Ia mengingatkan bahwa di era modern dan globalisasi saat ini, santri harus memahami tiga hal penting agar mampu menghadapi tantangan zaman.

“Yang pertama bi’ilmil ulama, santri harus paham dengan manfaatnya ilmu ulama. Yang kedua bihikmatil hukama, santri harus menguasai teknologi, memahami dunia cyber dan perkembangannya,” jelasnya.

Lalu, Abah Maung menambahkan poin ketiga yang menjadi penegasan semangat juang seorang santri.

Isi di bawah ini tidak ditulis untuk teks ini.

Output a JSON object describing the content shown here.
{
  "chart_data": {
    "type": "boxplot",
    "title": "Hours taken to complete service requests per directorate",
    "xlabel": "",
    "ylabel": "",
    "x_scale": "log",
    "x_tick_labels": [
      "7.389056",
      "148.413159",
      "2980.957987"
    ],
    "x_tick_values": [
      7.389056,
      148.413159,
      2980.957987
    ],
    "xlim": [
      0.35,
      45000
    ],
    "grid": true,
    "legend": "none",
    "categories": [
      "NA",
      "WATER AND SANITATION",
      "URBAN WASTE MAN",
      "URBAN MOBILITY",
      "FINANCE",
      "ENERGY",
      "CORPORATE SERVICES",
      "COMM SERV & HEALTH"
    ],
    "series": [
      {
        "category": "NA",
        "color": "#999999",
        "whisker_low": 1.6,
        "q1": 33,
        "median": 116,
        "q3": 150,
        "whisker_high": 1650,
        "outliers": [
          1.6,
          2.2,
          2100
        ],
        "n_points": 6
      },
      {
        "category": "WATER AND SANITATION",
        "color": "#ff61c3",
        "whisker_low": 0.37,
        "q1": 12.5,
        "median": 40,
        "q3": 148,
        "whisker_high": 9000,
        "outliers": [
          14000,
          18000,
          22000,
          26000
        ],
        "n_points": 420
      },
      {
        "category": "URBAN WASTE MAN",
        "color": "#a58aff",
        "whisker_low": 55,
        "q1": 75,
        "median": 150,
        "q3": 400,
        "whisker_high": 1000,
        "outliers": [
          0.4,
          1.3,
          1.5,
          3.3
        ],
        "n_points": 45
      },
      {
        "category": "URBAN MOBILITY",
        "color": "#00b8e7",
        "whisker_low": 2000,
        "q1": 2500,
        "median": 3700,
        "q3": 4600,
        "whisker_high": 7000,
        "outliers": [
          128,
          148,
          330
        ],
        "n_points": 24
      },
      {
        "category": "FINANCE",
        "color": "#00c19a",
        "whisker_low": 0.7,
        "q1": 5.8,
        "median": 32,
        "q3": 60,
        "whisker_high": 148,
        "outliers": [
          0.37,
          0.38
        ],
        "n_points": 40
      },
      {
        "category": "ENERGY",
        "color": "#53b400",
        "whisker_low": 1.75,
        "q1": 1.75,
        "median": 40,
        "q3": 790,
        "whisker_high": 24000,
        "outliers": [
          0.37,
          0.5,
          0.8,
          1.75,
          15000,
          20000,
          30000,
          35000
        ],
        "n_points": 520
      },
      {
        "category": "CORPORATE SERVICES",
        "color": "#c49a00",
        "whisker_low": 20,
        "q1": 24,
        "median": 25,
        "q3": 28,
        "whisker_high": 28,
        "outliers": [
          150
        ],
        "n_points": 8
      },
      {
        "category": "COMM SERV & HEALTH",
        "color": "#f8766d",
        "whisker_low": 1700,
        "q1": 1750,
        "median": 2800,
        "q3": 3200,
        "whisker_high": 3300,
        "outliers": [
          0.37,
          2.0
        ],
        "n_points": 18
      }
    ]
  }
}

“Yang ketiga, berjuang jangan pernah berhenti. Di tengah gurun tidak ada air setetes pun, santri harus tetap siap untuk berjuang,” ujarnya penuh semangat.

Menurutnya, tantangan terhadap dunia santri saat ini semakin berat, terutama dengan maraknya pengaruh negatif di ruang digital dan tekanan terhadap pesantren. Karena itu, santri harus terus memperkuat ilmu, kebijaksanaan, dan semangat perjuangan agar mampu bertahan sekaligus berkontribusi bagi bangsa.

“Harus diingat, yang membunuh Jenderal Mallaby dalam perang 10 November itu santri bernama Harun, dan yang menyobek bendera Belanda itu santri bernama Asy’ari,” katanya.

Ia menegaskan, santri di era modernisasi harus menjadi generasi yang tangguh dan mengikuti perkembangan zaman, tanpa meninggalkan nilai-nilai pesantren dan semangat perjuangan para pendahulu.

“Tekanan terhadap santri makin besar, tapi justru di situ tantangan kita. Santri harus siap menghadapi zaman yang luar biasa ini,” tutupnya.